Publié le 16.01.20

“Amener la nature dans la ville, c’est créer de la valeur économique”

Benoît Boldron, urbaniste, maître de conférences et chercheur associé au CIEU de l’université Toulouse Jean-Jaurès, témoigne de l’impératif de redonner sa place à la biodiversité dans nos centres urbains, pour le bien-être des usagers, mais aussi pour créer de la valeur sur le territoire.

À chaque temps fort de l’histoire de l’urbanisme, sa génération d’urbaniste. À quels défis l’urbaniste d’aujourd’hui se doit-il de répondre ?

Le grand défi de l’urbaniste aujourd’hui, c’est de concilier le développement des métropoles et l’introduction d’une nouvelle biodiversité en ville. Pour répondre aux prévisions alarmantes du GIEC. Or 2025, ce sera la fin du prochain mandat des maires qui seront élus aux prochaines élections municipales.

La nature a donc un rôle de protection, vis-à-vis des aléas à venir du climat ?

Oui, car tout d’abord, elle est protectrice vis-à-vis du réchauffement climatique. Ensuite, elle nous nourrit. C’est pour cela qu’il est fondamental de préserver les zones de culture agricole. Enfin, elle abaisse notre stress.

La nature remplit de multiples fonctions essentielles, dont celle de nous divertir et d’abaisser notre niveau de stress.

Comment les collectivités peuvent-elles davantage s’inscrire dans cette démarche ?

Le PLU et le SCOT ne placent pas suffisamment la nature au cœur du projet urbain. Or il est nécessaire et possible d’avoir une approche plus systémique en rapprochant urbanistes et écologues. Mon travail de recherche porte notamment sur l’élaboration de trames régénératrices qui intègrent l’ensemble des enjeux environnementaux sans stopper le développement de la ville. Il faut aussi penser la ville en concertation avec la population. Comment les habitants vont-ils investir ces espaces ?

Quels partenaires leurs seraient utiles ?

L’engouement pour les appels à projets innovants témoignent que nous sommes entrés dans un cadre plus partenarial. Il faut un cadre global en lien avec une multitude d’acteurs (écologues, associations, start-up).

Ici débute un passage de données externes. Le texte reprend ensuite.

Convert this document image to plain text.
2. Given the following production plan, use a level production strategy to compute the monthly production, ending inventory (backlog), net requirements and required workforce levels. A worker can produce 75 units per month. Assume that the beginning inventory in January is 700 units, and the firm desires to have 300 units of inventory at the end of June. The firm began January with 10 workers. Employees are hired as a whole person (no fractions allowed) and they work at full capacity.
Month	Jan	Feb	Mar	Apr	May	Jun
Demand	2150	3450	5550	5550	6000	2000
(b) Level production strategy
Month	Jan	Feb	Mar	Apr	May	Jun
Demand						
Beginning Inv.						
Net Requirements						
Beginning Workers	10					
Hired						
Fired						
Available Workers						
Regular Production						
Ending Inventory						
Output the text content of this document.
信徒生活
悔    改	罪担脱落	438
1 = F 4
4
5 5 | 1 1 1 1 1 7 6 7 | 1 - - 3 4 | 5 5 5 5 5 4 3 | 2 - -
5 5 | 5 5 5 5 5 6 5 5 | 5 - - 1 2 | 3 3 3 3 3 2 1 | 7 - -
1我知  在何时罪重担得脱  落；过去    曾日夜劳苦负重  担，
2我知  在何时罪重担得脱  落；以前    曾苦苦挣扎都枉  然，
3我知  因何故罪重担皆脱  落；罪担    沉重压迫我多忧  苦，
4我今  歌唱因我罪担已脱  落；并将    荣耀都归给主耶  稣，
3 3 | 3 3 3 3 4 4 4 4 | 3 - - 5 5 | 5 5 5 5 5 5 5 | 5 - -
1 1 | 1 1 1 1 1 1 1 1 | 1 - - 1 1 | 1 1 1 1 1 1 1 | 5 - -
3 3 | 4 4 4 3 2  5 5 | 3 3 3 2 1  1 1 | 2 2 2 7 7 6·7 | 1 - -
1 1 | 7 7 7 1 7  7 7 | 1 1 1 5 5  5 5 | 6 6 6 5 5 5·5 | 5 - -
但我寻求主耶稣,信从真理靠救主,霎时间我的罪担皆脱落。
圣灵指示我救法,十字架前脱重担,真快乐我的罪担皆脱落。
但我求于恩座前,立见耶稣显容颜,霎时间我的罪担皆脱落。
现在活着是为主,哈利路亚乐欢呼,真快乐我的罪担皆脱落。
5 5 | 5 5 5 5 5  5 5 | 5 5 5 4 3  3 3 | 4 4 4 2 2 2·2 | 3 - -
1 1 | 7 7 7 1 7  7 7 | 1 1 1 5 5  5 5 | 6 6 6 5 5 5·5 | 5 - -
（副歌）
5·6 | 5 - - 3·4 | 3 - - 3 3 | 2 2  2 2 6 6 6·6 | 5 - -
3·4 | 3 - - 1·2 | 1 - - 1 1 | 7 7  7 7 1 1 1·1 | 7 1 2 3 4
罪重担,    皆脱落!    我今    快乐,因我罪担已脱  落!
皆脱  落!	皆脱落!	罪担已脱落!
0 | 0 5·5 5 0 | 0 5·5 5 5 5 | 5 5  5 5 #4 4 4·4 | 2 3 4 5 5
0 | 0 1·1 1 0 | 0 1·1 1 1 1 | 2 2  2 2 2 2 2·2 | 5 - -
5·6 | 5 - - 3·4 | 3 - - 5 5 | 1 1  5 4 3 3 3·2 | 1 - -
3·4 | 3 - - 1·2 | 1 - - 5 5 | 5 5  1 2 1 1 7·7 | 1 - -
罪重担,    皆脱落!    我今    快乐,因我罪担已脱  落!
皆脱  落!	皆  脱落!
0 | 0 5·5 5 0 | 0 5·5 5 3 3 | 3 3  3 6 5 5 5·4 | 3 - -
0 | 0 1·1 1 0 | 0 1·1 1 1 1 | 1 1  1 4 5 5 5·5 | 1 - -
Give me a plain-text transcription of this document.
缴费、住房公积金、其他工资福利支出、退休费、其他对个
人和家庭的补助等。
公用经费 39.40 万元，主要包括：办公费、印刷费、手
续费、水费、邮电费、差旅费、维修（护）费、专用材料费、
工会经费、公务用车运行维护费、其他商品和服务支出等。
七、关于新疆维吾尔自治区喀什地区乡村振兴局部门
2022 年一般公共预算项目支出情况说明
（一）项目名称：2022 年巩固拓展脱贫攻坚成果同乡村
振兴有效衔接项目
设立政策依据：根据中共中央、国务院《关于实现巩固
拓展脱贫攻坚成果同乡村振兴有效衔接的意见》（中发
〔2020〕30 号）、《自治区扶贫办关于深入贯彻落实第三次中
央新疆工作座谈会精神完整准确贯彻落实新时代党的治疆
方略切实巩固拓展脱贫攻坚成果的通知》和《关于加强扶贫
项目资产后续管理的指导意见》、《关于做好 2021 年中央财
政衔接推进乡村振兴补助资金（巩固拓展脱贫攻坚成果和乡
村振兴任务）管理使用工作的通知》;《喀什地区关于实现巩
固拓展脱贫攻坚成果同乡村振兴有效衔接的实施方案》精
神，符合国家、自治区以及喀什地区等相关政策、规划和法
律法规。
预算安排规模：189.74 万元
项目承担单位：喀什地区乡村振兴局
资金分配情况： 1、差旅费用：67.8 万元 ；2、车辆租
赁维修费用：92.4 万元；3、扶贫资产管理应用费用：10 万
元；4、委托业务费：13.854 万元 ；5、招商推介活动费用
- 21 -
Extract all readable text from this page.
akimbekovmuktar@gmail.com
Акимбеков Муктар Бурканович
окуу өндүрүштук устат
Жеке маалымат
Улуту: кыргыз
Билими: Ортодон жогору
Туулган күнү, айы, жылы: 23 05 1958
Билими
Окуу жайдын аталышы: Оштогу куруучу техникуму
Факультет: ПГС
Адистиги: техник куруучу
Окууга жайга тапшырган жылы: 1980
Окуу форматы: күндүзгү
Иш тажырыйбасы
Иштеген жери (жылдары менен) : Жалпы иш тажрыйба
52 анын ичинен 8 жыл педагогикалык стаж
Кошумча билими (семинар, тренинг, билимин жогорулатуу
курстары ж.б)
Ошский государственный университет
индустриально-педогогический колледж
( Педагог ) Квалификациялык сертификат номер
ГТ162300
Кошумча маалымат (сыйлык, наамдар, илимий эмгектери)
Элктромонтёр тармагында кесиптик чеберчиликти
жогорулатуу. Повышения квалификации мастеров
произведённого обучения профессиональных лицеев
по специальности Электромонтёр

Pouvez-vous nous donner un exemple ?

Dans le cas d’une zone commerciale, comprenant un parking et un hypermarché, nous sommes face à une immense surface imperméabilisée, propice à accélérer des phénomènes de montée des eaux. Les acteurs de ces espaces vont devoir entrer dans une relation partenariale avec la collectivité au bénéfice d’une régénération d’une partie de cette surface vers des réservoirs de biodiversité et des espaces naturels dédiés aux habitants.

Introduire la nature en ville est donc une condition sine qua non de la valorisation économique d’un territoire ?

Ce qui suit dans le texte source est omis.